In the first chapter of his book “The Pedagogy of the Oppressed,” Paolo Freire reminds readers that folks from the oppressor class can only truly be in solidarity with folks from the oppressed class when they are willing to forfeit their privilege.

”The oppressor is solidary with the oppressed only when he stops regarding the oppressed as an abstract category and sees them as persons who have been unjustly dealt with, deprived of their voice, cheated in the sale of their labor — when he stops making pious, sentimental, and individualistic gestures and risks an act of love. True solidarity is found only in the plenitude of this act of love, in its existentiality, in its praxis. To affirm that men and women are persons and as persons should be free, and yet to do nothing tangible to make this affirmation a reality, is a farce.”

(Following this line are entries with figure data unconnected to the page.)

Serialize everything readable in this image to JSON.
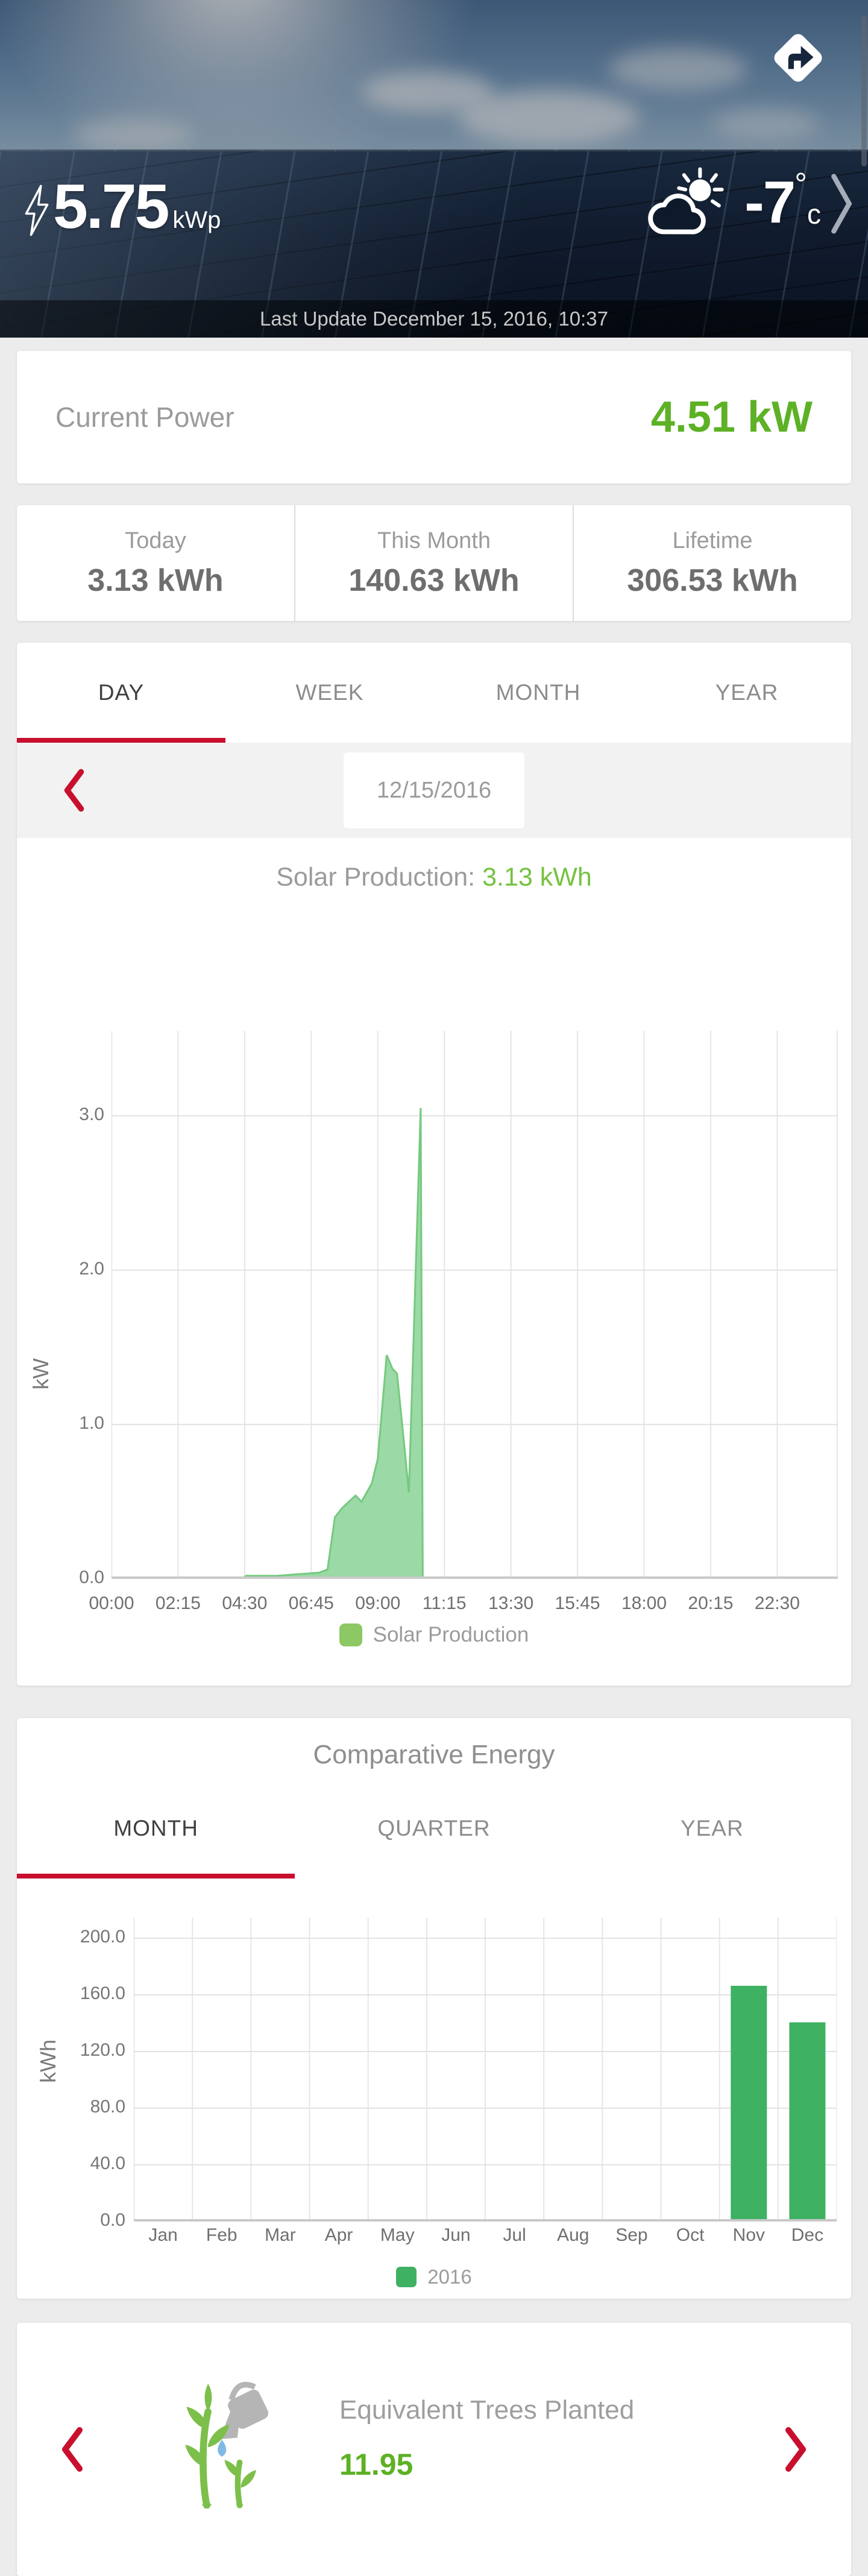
{
  "colors": {
    "accent_red": "#c8102e",
    "accent_green": "#5cb224",
    "light_green": "#76c13e",
    "area_fill": "#9bdaa6",
    "area_stroke": "#74c97e",
    "area_legend_swatch": "#8cc965",
    "bar_green": "#3eb163"
  },
  "icons": {
    "share": "navigate-arrow-icon",
    "weather": "sun-behind-cloud-icon",
    "power": "lightning-bolt-icon",
    "prev": "chevron-left-icon",
    "next": "chevron-right-icon",
    "environment": "watering-plant-icon"
  },
  "header": {
    "system_size": "5.75",
    "system_size_unit": "kWp",
    "temperature": "-7",
    "degree_symbol": "°",
    "temperature_unit": "c",
    "last_update": "Last Update December 15, 2016, 10:37"
  },
  "current_power": {
    "label": "Current Power",
    "value": "4.51 kW"
  },
  "energy_stats": [
    {
      "label": "Today",
      "value": "3.13 kWh"
    },
    {
      "label": "This Month",
      "value": "140.63 kWh"
    },
    {
      "label": "Lifetime",
      "value": "306.53 kWh"
    }
  ],
  "period_tabs": {
    "items": [
      {
        "label": "DAY"
      },
      {
        "label": "WEEK"
      },
      {
        "label": "MONTH"
      },
      {
        "label": "YEAR"
      }
    ],
    "active_index": 0
  },
  "date_nav": {
    "date": "12/15/2016"
  },
  "production_summary": {
    "label": "Solar Production:",
    "value": "3.13 kWh"
  },
  "comparative": {
    "title": "Comparative Energy",
    "tabs": {
      "items": [
        {
          "label": "MONTH"
        },
        {
          "label": "QUARTER"
        },
        {
          "label": "YEAR"
        }
      ],
      "active_index": 0
    }
  },
  "trees": {
    "label": "Equivalent Trees Planted",
    "value": "11.95"
  },
  "chart_data": [
    {
      "type": "area",
      "title": "Solar Production (Day view, 12/15/2016)",
      "ylabel": "kW",
      "xlabel": "",
      "x_ticks": [
        {
          "label": "00:00",
          "hour": 0
        },
        {
          "label": "02:15",
          "hour": 2.25
        },
        {
          "label": "04:30",
          "hour": 4.5
        },
        {
          "label": "06:45",
          "hour": 6.75
        },
        {
          "label": "09:00",
          "hour": 9
        },
        {
          "label": "11:15",
          "hour": 11.25
        },
        {
          "label": "13:30",
          "hour": 13.5
        },
        {
          "label": "15:45",
          "hour": 15.75
        },
        {
          "label": "18:00",
          "hour": 18
        },
        {
          "label": "20:15",
          "hour": 20.25
        },
        {
          "label": "22:30",
          "hour": 22.5
        }
      ],
      "y_ticks": [
        {
          "label": "0.0",
          "value": 0
        },
        {
          "label": "1.0",
          "value": 1
        },
        {
          "label": "2.0",
          "value": 2
        },
        {
          "label": "3.0",
          "value": 3
        }
      ],
      "xlim_hours": [
        0,
        24.55
      ],
      "ylim": [
        0,
        3.55
      ],
      "legend": [
        {
          "label": "Solar Production"
        }
      ],
      "series": [
        {
          "name": "Solar Production",
          "points_hour_kw": [
            [
              0,
              0
            ],
            [
              2.25,
              0
            ],
            [
              4.4,
              0
            ],
            [
              4.55,
              0.02
            ],
            [
              5.6,
              0.02
            ],
            [
              6.3,
              0.03
            ],
            [
              7.0,
              0.04
            ],
            [
              7.3,
              0.06
            ],
            [
              7.55,
              0.4
            ],
            [
              7.8,
              0.46
            ],
            [
              8.25,
              0.54
            ],
            [
              8.45,
              0.5
            ],
            [
              8.8,
              0.62
            ],
            [
              9.0,
              0.78
            ],
            [
              9.3,
              1.45
            ],
            [
              9.5,
              1.36
            ],
            [
              9.65,
              1.33
            ],
            [
              9.85,
              0.95
            ],
            [
              10.05,
              0.56
            ],
            [
              10.45,
              3.05
            ],
            [
              10.52,
              0
            ]
          ]
        }
      ]
    },
    {
      "type": "bar",
      "title": "Comparative Energy (Month view)",
      "ylabel": "kWh",
      "xlabel": "",
      "categories": [
        "Jan",
        "Feb",
        "Mar",
        "Apr",
        "May",
        "Jun",
        "Jul",
        "Aug",
        "Sep",
        "Oct",
        "Nov",
        "Dec"
      ],
      "y_ticks": [
        {
          "label": "0.0",
          "value": 0
        },
        {
          "label": "40.0",
          "value": 40
        },
        {
          "label": "80.0",
          "value": 80
        },
        {
          "label": "120.0",
          "value": 120
        },
        {
          "label": "160.0",
          "value": 160
        },
        {
          "label": "200.0",
          "value": 200
        }
      ],
      "ylim": [
        0,
        214.5
      ],
      "legend": [
        {
          "label": "2016"
        }
      ],
      "series": [
        {
          "name": "2016",
          "values": [
            0,
            0,
            0,
            0,
            0,
            0,
            0,
            0,
            0,
            0,
            166.4,
            140.63
          ]
        }
      ]
    }
  ]
}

The feeling I had this morning after voting not for a party I would chosen on my own, but rather a party I was instructed to vote for by a Palestinian to whom I offered my vote as part of the Real Democracy Initiative, was not a good feeling. My friend and fellow-blogger Mairav Zonszein, with whom I’d discussed voting options at multiple stages of both of our processes (to boycott or not to boycott? To vote Da’am or not to vote Da’am?), participated in the same initiative and expressed a similar feeling in the blog she wrote about voting for a party she wouldn’t have voted for on her own this morning:

”And I don’t want or need anyone’s pat on the back or admiration for this move. The opposite. I’m not proud of it at all. In fact I’m ashamed. People should be angry and ashamed, like I am, that it has come to this. It has come to a point where I, who never thought I could or would give up my right to vote, have done so.”

I think Mairav is right. Today is not a happy day. We should not leave the voting booths feeling good about ourselves, satisfied that we have done our part, glowing either with democratic fervor for those of us who still believe that this place can be called democratic  while brutally occupying millions of non-citizens for four and a half decades, or with radical fervor for those of us who ”gave up our votes.” Maybe the lesson to be learned from having voted for a party I did not want to vote for is more meaningful than the pleasant feeling I would have gotten voting for Hada”sh not for myself, but for a Palestinian! (wink wink). Maybe this is what Freire was talking about, maybe this is what giving up privilege feels like: bad. Right, perhaps even crucial, but bad.